Protests against constitution revision mark Japan's 70th Constitution Memorial Day

Xinhua | 2017-05-04 09:43

"By making explicit the status of the SDF in the Constitution during our generation's lifetime, we should leave no room for contending that the SDF may be unconstitutional," the prime minister said.

Japan's current Constitution is best known for its Article 9, in which Japan renounces its right to wage war and promises that "land, sea, and air forces, as well as other war potential, will never be maintained."

The Constitution has never been revised since it went into effect on May 3, 1947.

According to Japanese law, amending the Constitution requires two-thirds approval in both chambers of the bicameral national Diet as well as approval from the majority of the people in a national referendum.

Revising the Constitution has long been a goal of Abe and the ruling Liberal Democratic Party (LDP). The LDP has been advocating constitutional revision as part of its platform since the party was founded in the 1950s, including changing the war-renouncing Article 9.

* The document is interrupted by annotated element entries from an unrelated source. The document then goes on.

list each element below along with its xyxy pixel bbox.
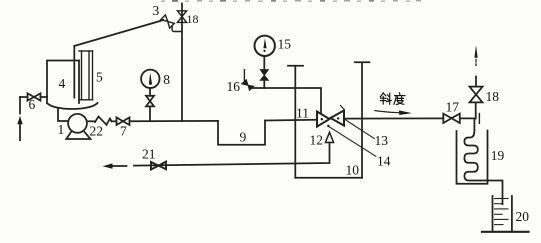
pipe: drain from valve 12: [134, 143, 330, 166]
pipe: U-dip section 9: [218, 121, 265, 145]
union tick at tee: [478, 114, 480, 124]
pipe: main line to U-dip: [130, 120, 219, 122]
valve 6: [28, 93, 35, 100]
valve 18 (right vent valve): [470, 87, 483, 95]
valve 17: [443, 114, 451, 123]
tank 4 (feed vessel): [47, 61, 79, 104]
pump 1: [68, 114, 87, 133]
svg-text:11: 11: [296, 106, 309, 121]
label 斜度 (slope) hand-drawn glyphs: [380, 93, 404, 105]
svg-text:10: 10: [346, 163, 360, 178]
feed water inlet arrow: [19, 97, 21, 114]
valve 21: [151, 162, 166, 170]
svg-text:20: 20: [516, 209, 530, 224]
svg-text:16: 16: [227, 79, 241, 94]
svg-text:3: 3: [153, 3, 160, 18]
vent arrow (up): [474, 45, 477, 58]
pipe: stub up to gauge valve: [149, 107, 151, 122]
manometer bottom connecting tube: [295, 177, 362, 179]
svg-text:19: 19: [491, 148, 505, 163]
bench base line: [482, 231, 529, 233]
valve 7: [117, 117, 124, 125]
pipe: sloped line to valve 17: [344, 117, 443, 119]
svg-text:14: 14: [377, 154, 391, 169]
pipe: to three-way valve: [265, 119, 317, 122]
heater element 5 (double-walled column): [79, 50, 93, 52]
three-way valve 11: [317, 111, 344, 127]
valve 18 (top vent valve): [177, 11, 186, 23]
pipe: inlet to valve 6: [20, 96, 28, 98]
riser pipe from inside tank: [73, 46, 75, 98]
pipe: gauge 15 header line: [252, 88, 322, 114]
leader line to 14: [330, 127, 376, 156]
pipe: vapor line from tank riser to valve 3 (diagonal): [74, 20, 163, 46]
svg-text:13: 13: [375, 133, 389, 148]
svg-text:7: 7: [120, 124, 127, 139]
manometer tap right (T-capped tube): [355, 62, 370, 178]
pipe: valve to gauge 8: [149, 88, 151, 96]
pipe: stub to gauge 15 valve: [263, 80, 265, 88]
condenser coil 19: [464, 118, 502, 204]
condenser water bath vessel: [457, 131, 488, 184]
svg-text:6: 6: [29, 97, 36, 112]
svg-text:22: 22: [90, 124, 104, 139]
manometer tap left (T-capped tube): [288, 66, 303, 178]
gauge valve under gauge 8: [146, 96, 154, 101]
graduated cylinder 20: [493, 196, 512, 232]
valve 16 (angle sampling valve): [243, 70, 245, 81]
pipe above valve 18: [475, 77, 477, 87]
svg-text:4: 4: [59, 76, 66, 91]
leader line to 13: [345, 120, 374, 139]
pressure gauge 15: [255, 36, 275, 56]
svg-text:18: 18: [486, 89, 500, 104]
cut-off caption text at top edge: [161, 0, 421, 2]
slope direction arrow: [375, 111, 400, 113]
svg-text:1: 1: [58, 122, 65, 137]
graduation marks: [495, 199, 509, 225]
pipe: riser to valve 18 (right): [475, 102, 477, 118]
flexible connector 22: [95, 117, 112, 125]
pressure gauge 8: [141, 70, 159, 88]
pipe: valve to gauge 15: [263, 56, 265, 69]
pipe: valve 17 to tee: [460, 117, 476, 119]
svg-text:21: 21: [142, 146, 156, 161]
pipe: valve 6 to tank: [41, 96, 48, 98]
svg-text:9: 9: [240, 130, 247, 145]
elbow from valve 3 to vent riser: [172, 26, 182, 31]
svg-text:15: 15: [278, 36, 292, 51]
pipe: pump discharge: [87, 120, 95, 122]
gauge valve under gauge 15: [260, 70, 268, 81]
drain port valve 12 (triangle): [325, 132, 333, 142]
svg-text:8: 8: [163, 72, 170, 87]
drain outflow arrow: [112, 165, 127, 167]
pipe: vent riser (valve 18 line): [181, 4, 183, 122]
svg-text:12: 12: [310, 133, 324, 148]
valve 3 (angle valve at end of diagonal): [161, 15, 175, 28]
pipe: tank outlet to pump: [58, 109, 68, 122]
svg-text:5: 5: [96, 70, 103, 85]
svg-text:18: 18: [187, 12, 199, 26]
svg-text:17: 17: [446, 100, 460, 115]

Abe's ruling LDP and other forces in favor of revising the Constitution won a two-thirds majority in last year's upper house election, bringing the prime minister's goal of constitutional revision closer to fruition.

Public opinions about amending the Constitution, however, remain differed. A recent poll by Japan's Kyodo News showed that 51 percent of the respondents were against any constitutional amendments, while 45 percent were in favor.